¿Qué es lo que hace que una persona llegue a una posición de mando? ¿Cuál es la ruta secreta para volverse jefe? Estas son algunas de las preguntas que constantemente se formulan los trabajadores en las organizaciones.

Trabajo duro, liderazgo, valentía y un poco de suerte son la combinación de elementos que facilitan los ascensos de la mayoría de los colaboradores; no obstante, no lo son todo.

Existen investigaciones que han detectado algunas constantes que son detonadoras promociones laborales. De acuerdo con un estudio realizado por Harvard Business Review, llamado CEO Genome Project, existen patrones de comportamiento y decisiones que se repiten constantemente entre estas personas, gracias a las cuales han logrado trascender de puestos ejecutivos a directivos.

Después de 10 años de investigación, descubrieron que en realidad las personas que más rápido ascendieron a puestos de mando lo lograron tomando decisiones audaces a lo largo de su carrera, lo que finalmente los catapultó a la cima.

Existen tres tipos de catapultas profesionales. Nosotros te decimos cómo actuar frente a cada uno de estos escenarios ¿Estás listo para llevarlas a cabo?
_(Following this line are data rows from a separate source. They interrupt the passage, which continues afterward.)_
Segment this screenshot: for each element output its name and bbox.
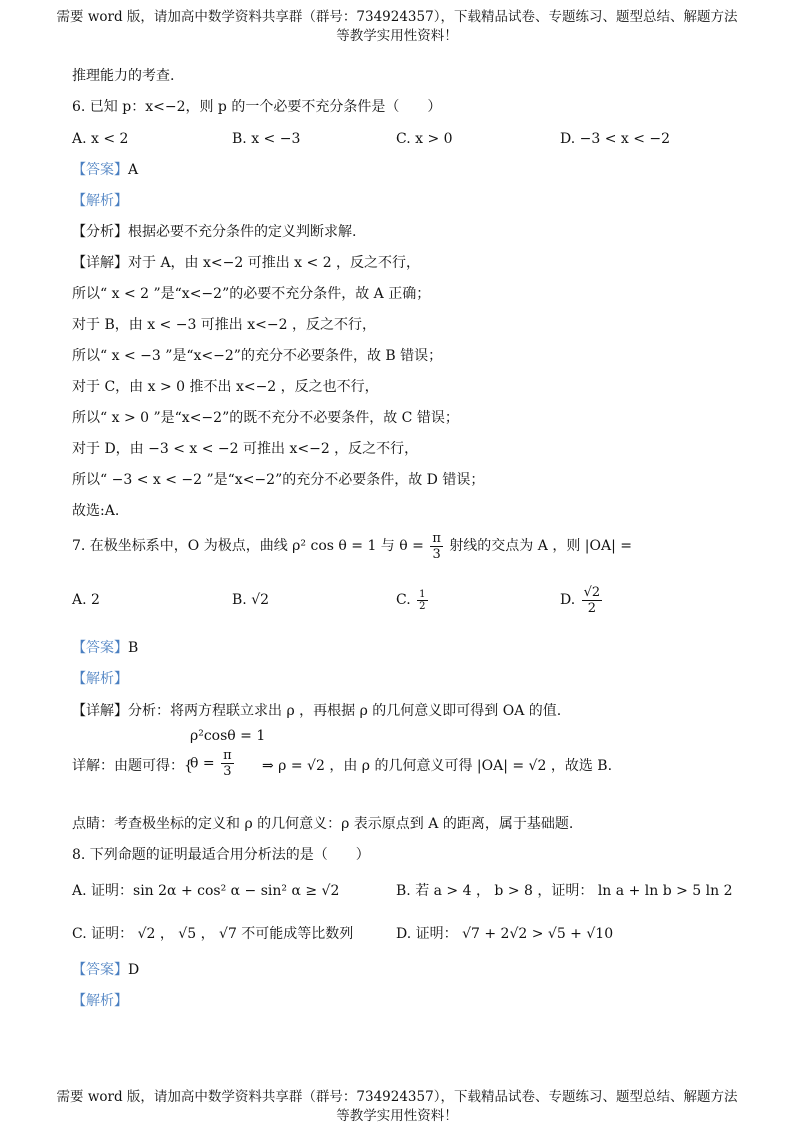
q6-option-b: B. x < −3 <box>232 131 301 147</box>
header-line-2: 等教学实用性资料！ <box>336 28 458 44</box>
q7-system-eq2-fraction <box>221 748 234 779</box>
q7-option-a: A. 2 <box>72 592 100 608</box>
q6-fenxi: 根据必要不充分条件的定义判断求解. <box>128 224 357 240</box>
q7-answer-line <box>72 638 138 658</box>
q6-option-c: C. x > 0 <box>396 131 453 147</box>
footer-line-1: 需要 word 版，请加高中数学资料共享群（群号：734924357），下载精品试卷、专题练习、题型总结、解题方法 <box>56 1089 738 1105</box>
q7-analysis-tag-line <box>72 669 128 689</box>
q8-option-b: B. 若 a > 4 ， b > 8 ，证明： ln a + ln b > 5 ln 2 <box>396 883 733 899</box>
q6-answer-line <box>72 160 138 180</box>
q6-fenxi-tag: 【分析】 <box>72 224 128 240</box>
q7-option-d-num: √2 <box>583 584 601 600</box>
q8-answer-line <box>72 960 139 980</box>
q6-detail-line-2: 所以“ x < 2 ”是“x<−2”的必要不充分条件，故 A 正确； <box>72 286 431 302</box>
q8-analysis-tag: 【解析】 <box>72 993 128 1009</box>
q6-fenxi-line <box>72 222 356 242</box>
q7-option-d-fraction <box>582 585 603 616</box>
q7-stem-frac-num: π <box>432 530 441 546</box>
q6-conclusion: 故选:A. <box>72 503 120 519</box>
page-header <box>0 8 794 46</box>
q6-detail-line-7: 对于 D，由 −3 < x < −2 可推出 x<−2 ，反之不行， <box>72 441 419 457</box>
q7-detail-line <box>72 701 561 721</box>
q7-stem-b: 射线的交点为 A ，则 |OA| = <box>449 538 632 554</box>
footer-line-2: 等教学实用性资料！ <box>336 1108 458 1124</box>
q7-system-eq2 <box>190 748 265 779</box>
q7-option-c-den: 2 <box>419 600 426 612</box>
q8-stem: 8. 下列命题的证明最适合用分析法的是（ ） <box>72 847 370 863</box>
q6-analysis-tag-line <box>72 191 128 211</box>
q7-answer: B <box>128 640 139 656</box>
q6-analysis-tag: 【解析】 <box>72 193 128 209</box>
q7-option-d <box>560 578 604 622</box>
q6-detail-line-4: 所以“ x < −3 ”是“x<−2”的充分不必要条件，故 B 错误； <box>72 348 443 364</box>
q7-stem-fraction <box>430 531 443 562</box>
q8-analysis-tag-line <box>72 991 128 1011</box>
q6-detail-line-5: 对于 C，由 x > 0 推不出 x<−2 ，反之也不行， <box>72 379 379 395</box>
q6-answer-tag: 【答案】 <box>72 162 128 178</box>
q6-option-d: D. −3 < x < −2 <box>560 131 671 147</box>
q7-option-c-label: C. <box>396 592 411 608</box>
q7-stem-a: 7. 在极坐标系中，O 为极点，曲线 ρ² cos θ = 1 与 θ = <box>72 538 424 554</box>
q8-answer-tag: 【答案】 <box>72 962 128 978</box>
page-footer <box>0 1088 794 1126</box>
q6-detail-tag: 【详解】 <box>72 255 128 271</box>
q8-answer: D <box>128 962 140 978</box>
q7-solution-prefix: 详解：由题可得：{ <box>72 758 193 774</box>
q7-answer-tag: 【答案】 <box>72 640 128 656</box>
q6-answer: A <box>128 162 139 178</box>
intro-text: 推理能力的考查. <box>72 68 175 84</box>
header-line-1: 需要 word 版，请加高中数学资料共享群（群号：734924357），下载精品试卷、专题练习、题型总结、解题方法 <box>56 9 738 25</box>
q7-detail-tag: 【详解】 <box>72 703 128 719</box>
q7-option-d-den: 2 <box>587 600 597 616</box>
q8-option-c: C. 证明： √2 ， √5 ， √7 不可能成等比数列 <box>72 926 354 942</box>
q8-option-d: D. 证明： √7 + 2√2 > √5 + √10 <box>396 926 614 942</box>
q7-system-eq2-lhs: θ = <box>190 755 215 772</box>
q7-option-b: B. √2 <box>232 592 270 608</box>
q7-system-frac-num: π <box>223 748 232 763</box>
q7-solution-suffix: ⇒ ρ = √2 ，由 ρ 的几何意义可得 |OA| = √2 ，故选 B. <box>262 758 613 774</box>
q7-comment: 点睛：考查极坐标的定义和 ρ 的几何意义：ρ 表示原点到 A 的距离，属于基础题. <box>72 816 574 832</box>
q6-option-a: A. x < 2 <box>72 131 129 147</box>
q7-option-d-label: D. <box>560 592 576 608</box>
q7-stem <box>72 528 632 564</box>
q7-detail: 分析：将两方程联立求出 ρ ，再根据 ρ 的几何意义即可得到 OA 的值. <box>128 703 562 719</box>
q7-system <box>190 726 265 779</box>
q6-detail-line-1 <box>72 253 420 273</box>
q6-detail-line-8: 所以“ −3 < x < −2 ”是“x<−2”的充分不必要条件，故 D 错误； <box>72 472 485 488</box>
q7-option-c <box>396 582 430 618</box>
q7-analysis-tag: 【解析】 <box>72 671 128 687</box>
q6-detail-line-3: 对于 B，由 x < −3 可推出 x<−2 ，反之不行， <box>72 317 376 333</box>
q7-option-c-fraction <box>417 589 427 612</box>
q7-system-frac-den: 3 <box>223 764 232 779</box>
q6-detail-text: 对于 A，由 x<−2 可推出 x < 2 ，反之不行， <box>128 255 421 271</box>
q6-stem: 6. 已知 p：x<−2，则 p 的一个必要不充分条件是（ ） <box>72 99 442 115</box>
q7-option-c-num: 1 <box>419 588 426 600</box>
q7-system-eq1: ρ²cosθ = 1 <box>190 728 266 744</box>
q6-detail-line-6: 所以“ x > 0 ”是“x<−2”的既不充分不必要条件，故 C 错误； <box>72 410 459 426</box>
q8-option-a: A. 证明：sin 2α + cos² α − sin² α ≥ √2 <box>72 883 340 899</box>
q7-stem-frac-den: 3 <box>432 546 441 562</box>
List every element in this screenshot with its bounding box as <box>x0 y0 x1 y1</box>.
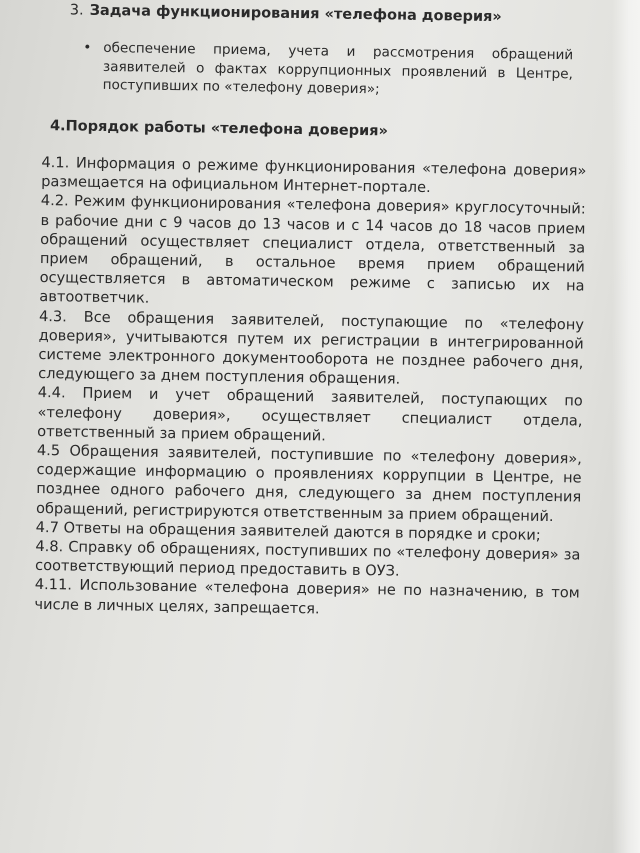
paragraph-4-3: 4.3. Все обращения заявителей, поступающие по «телефону доверия», учитываются путем их регистрации в интегрированной системе электронного документооборота не позднее рабочего дня, следующего за днем поступления обращения. <box>37 307 585 388</box>
paragraph-4-5: 4.5 Обращения заявителей, поступившие по «телефону доверия», содержащие информацию о проявлениях коррупции в Центре, не позднее одного рабочего дня, следующего за днем поступления обращений, регистрируются ответственным за прием обращений. <box>35 441 582 525</box>
paragraph-4-4: 4.4. Прием и учет обращений заявителей, поступающих по «телефону доверия», осуществляет специалист отдела, ответственный за прием обращений. <box>37 384 583 445</box>
section-3-number: 3. <box>69 2 84 19</box>
paragraph-4-7: 4.7 Ответы на обращения заявителей даются в порядке и сроки; <box>35 518 541 544</box>
page-edge-shadow <box>612 0 640 853</box>
list-item: • обеспечение приема, учета и рассмотрения обращений заявителей о фактах коррупционных проявлений в Центре, поступивших по «телефону доверия»; <box>103 39 574 102</box>
paragraph-4-1: 4.1. Информация о режиме функционирования «телефона доверия» размещается на официальном Интернет-портале. <box>41 153 587 197</box>
paragraph-4-8: 4.8. Справку об обращениях, поступивших по «телефону доверия» за соответствующий период предоставить в ОУЗ. <box>34 537 581 580</box>
section-3-heading <box>70 2 502 25</box>
paragraph-4-11: 4.11. Использование «телефона доверия» не по назначению, в том числе в личных целях, запрещается. <box>34 576 580 618</box>
section-4-heading: 4.Порядок работы «телефона доверия» <box>49 118 389 140</box>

  • Ocupar un puesto alto en una organización pequeña. Cuando se trata de construir una carrera, elegir diferentes rutas y decisiones es una necesidad. Optar por un papel más pequeño en el que se asuman un mayor conjunto de responsabilidades representa una oportunidad para construir algo desde cero y lograr un impacto desmesurado.

  • Dar un gran salto. Si bien se trata de un caso en el que diversos elementos circunstanciales como el timing, la situación organizacional y la oportunidad se combinan, se trata de un modelo de ascenso que constantemente se repite entre muchos ejecutivos que logran dar ese salto ¿Cuál es la recomendación? Aceptar la oportunidad incluso cuando el papel parece estar más allá de cualquier cosa que se haya hecho anteriormente, tomar riesgos puede traer más éxitos de lo que se piensa.

  • Heredar un desastre. Se trata de un ganar-ganar. Aunque puede parecer un poco contradictorio, la realidad es que el simple hecho de tomar las riendas en una situación así requiere carácter. Al final siempre implicará un mayor mérito obtener un resultado favorable cuando la situación es difícil, que cuando todo se encuentra en orden. El camino hacia un puesto directivo o de mayor jerarquía siempre estará inmerso en una combinación de factores muy particulares de la empresa, sin embargo, en toda situación se requiere de voluntad y seguridad suficiente para tomar decisiones arriesgadas que pueden poner en riesgo la estabilidad propia; pero si a lo que aspiras es un liderazgo superior, empezar ahora es un buen momento.